Around the fire controversy, Senator Fritz Hollings tried to call out the show but he didn’t know the name. He called them Buffcoat and Beaver. Judge had some fun with that, having Mr. Anderson refer to the hooligans as Buffcoat and Beaver in an episode. Beavis and Butt-Head got a visit from then President Bill Clinton, where Clinton seemed to get along swimmingly with the teens.
Beavis and Butt-Head were edgier than Bart Simpson was just a few years earlier. Bart was enough to make George H.W. Bush say America needed to be more like the Waltons than The Simpsons. After Beavis and Butt-Head, South Park and Family Guy would take animated comedy even more extreme, profane and satirical.
What Mike Judge could make them today
The world is a different place than when Beavis and Butt-Head first mocked a generation. MTV already stopped showing videos by the time of their 2011 revival, although they could now find videos on YouTube. Indeed, for characters so defined by the omnipresence of cable television in the ’90s, Judge can have a lot of fun seeing how they adapt to the streaming world.
Not that Netflix or Hulu would license them clips of shows to mock (or maybe they would have a good sense of humor about it), but Beavis and Butt-Head shouldn’t have to struggle to find something cool to watch anymore. When Beavis says, “This sucks, change it,” they’ll have infinite options.

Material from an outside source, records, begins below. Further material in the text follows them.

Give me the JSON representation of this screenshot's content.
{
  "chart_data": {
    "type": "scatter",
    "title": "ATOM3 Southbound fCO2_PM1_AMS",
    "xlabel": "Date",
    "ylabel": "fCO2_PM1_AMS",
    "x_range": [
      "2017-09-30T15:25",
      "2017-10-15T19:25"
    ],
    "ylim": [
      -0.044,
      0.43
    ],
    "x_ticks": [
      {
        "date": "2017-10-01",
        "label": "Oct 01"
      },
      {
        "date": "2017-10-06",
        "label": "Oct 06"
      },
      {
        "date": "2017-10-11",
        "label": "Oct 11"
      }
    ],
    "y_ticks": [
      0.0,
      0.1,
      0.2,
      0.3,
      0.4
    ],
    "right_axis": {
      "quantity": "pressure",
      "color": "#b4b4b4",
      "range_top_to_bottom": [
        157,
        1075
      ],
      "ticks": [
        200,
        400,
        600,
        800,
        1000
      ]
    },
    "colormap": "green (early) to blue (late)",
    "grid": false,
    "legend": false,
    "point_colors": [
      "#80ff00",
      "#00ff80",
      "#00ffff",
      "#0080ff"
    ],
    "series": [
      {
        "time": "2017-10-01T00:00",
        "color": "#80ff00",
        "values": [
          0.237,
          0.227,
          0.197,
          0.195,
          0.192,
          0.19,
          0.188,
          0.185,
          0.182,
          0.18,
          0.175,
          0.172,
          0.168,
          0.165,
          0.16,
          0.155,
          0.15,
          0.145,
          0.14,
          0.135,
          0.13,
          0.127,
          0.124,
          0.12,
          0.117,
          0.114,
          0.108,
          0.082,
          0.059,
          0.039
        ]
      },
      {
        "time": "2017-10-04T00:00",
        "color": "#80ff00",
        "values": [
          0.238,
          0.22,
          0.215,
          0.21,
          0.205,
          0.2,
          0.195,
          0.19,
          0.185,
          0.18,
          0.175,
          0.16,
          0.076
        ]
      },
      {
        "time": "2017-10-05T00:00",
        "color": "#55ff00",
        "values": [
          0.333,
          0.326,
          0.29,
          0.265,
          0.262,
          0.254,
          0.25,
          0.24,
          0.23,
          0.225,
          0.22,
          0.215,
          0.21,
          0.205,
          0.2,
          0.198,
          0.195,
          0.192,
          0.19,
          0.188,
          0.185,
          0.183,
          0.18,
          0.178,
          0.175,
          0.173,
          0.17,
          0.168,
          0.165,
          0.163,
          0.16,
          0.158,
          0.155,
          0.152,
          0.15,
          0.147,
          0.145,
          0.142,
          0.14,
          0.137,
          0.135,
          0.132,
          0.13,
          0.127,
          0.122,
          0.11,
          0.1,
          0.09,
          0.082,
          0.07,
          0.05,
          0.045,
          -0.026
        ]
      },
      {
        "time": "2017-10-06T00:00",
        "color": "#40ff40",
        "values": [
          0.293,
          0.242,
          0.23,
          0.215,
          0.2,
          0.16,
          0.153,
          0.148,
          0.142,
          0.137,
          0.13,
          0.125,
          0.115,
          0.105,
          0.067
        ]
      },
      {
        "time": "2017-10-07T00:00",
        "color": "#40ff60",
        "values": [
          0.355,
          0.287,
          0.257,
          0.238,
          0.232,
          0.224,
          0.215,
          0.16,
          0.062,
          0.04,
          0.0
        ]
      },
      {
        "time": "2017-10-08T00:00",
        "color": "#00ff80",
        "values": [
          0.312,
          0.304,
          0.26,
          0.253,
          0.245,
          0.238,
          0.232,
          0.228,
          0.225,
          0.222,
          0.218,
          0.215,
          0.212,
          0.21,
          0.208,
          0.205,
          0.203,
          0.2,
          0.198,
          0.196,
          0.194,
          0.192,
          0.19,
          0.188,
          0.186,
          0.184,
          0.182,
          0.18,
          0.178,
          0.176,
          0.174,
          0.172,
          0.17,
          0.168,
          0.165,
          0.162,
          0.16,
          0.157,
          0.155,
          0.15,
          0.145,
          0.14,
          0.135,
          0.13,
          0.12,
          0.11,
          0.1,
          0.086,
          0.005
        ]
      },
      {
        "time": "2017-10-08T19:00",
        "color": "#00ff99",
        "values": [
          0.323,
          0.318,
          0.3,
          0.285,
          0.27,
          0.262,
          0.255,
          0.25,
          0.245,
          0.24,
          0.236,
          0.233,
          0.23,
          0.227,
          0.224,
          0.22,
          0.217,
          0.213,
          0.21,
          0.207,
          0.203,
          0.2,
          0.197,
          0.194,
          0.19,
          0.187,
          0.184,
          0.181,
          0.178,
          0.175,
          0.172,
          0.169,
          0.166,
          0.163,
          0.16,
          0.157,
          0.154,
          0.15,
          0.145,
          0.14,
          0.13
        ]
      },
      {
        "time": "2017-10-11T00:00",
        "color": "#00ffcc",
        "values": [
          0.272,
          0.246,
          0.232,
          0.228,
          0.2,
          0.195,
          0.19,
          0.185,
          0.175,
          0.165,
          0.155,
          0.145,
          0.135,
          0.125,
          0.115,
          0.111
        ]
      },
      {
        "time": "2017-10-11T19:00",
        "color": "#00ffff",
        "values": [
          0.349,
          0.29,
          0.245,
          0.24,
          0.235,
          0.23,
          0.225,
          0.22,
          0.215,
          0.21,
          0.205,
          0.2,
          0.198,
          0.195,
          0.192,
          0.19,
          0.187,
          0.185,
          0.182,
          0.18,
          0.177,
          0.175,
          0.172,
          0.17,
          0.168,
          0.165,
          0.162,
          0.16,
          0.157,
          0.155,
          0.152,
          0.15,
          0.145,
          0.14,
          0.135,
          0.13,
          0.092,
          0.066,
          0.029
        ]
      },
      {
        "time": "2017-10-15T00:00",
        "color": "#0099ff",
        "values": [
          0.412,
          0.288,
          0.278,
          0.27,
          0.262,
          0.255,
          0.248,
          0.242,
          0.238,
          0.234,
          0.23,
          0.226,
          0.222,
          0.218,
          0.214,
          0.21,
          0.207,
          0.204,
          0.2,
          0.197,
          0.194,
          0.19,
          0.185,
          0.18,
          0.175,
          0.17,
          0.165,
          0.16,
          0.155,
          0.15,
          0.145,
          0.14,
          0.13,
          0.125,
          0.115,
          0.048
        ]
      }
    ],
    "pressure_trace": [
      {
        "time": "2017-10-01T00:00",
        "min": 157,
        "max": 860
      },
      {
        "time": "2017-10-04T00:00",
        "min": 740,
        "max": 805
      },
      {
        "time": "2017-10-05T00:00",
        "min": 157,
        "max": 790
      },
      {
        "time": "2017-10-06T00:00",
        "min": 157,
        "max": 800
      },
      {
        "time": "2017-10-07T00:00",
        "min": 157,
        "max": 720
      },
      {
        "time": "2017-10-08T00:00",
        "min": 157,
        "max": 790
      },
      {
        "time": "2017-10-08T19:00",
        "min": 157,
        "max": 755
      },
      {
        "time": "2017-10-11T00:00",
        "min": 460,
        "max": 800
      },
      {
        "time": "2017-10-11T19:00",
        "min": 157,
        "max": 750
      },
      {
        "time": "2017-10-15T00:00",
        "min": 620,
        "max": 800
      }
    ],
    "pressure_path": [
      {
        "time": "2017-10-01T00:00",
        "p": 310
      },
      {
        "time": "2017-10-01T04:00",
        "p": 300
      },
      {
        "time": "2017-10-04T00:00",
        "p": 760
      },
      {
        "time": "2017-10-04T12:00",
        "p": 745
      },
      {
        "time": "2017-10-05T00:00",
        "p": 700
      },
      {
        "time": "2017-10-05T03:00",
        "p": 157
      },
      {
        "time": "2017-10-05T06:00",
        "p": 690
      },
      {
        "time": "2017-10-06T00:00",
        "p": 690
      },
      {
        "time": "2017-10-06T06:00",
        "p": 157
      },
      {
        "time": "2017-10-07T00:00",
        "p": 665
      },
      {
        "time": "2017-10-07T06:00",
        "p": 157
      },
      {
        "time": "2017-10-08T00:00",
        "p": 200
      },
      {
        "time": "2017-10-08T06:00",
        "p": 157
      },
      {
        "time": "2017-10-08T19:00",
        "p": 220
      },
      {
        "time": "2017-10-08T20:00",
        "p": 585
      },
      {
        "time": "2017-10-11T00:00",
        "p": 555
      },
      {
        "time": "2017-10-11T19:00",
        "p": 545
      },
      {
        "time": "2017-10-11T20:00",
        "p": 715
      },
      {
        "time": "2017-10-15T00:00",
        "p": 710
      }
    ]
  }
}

Social media was just beginning around the 2011 revival, so sicking Beavis and Butt-Head on a world of Twitter and Tik Tok could be genius. These anti-social kids will probably be out of their depth interacting with trolls on social media, or they could be the most magnificent trolls we’ve ever seen.
Mike Judge could bridge the ’90s to today
If Beavis and Butt-Head are still stuck in the ’90s, they will be quite different than the modern teens they could meet today. That just means that the characters who once mocked their contemporaries can now harken back to a time when Beavis and Butt-Head were the worst problem students we could imagine.
They will probably have to be careful with their “hey, baby”s but seeing Beavis and Butt-Head deal with a post #MeToo world has to be the subject of at least one episode. It could be a teachable moment for the real world Beavis and Butt-Heads who are far more aggressive and harmful than those ogling teens.
The greatest hope for new Beavis and Butt-Head would be a new Christmas episode. In Christmas 1995, Santa Butt-Head answered real letters from viewers. They can even reuse the same animation and just dub new answers to new letters!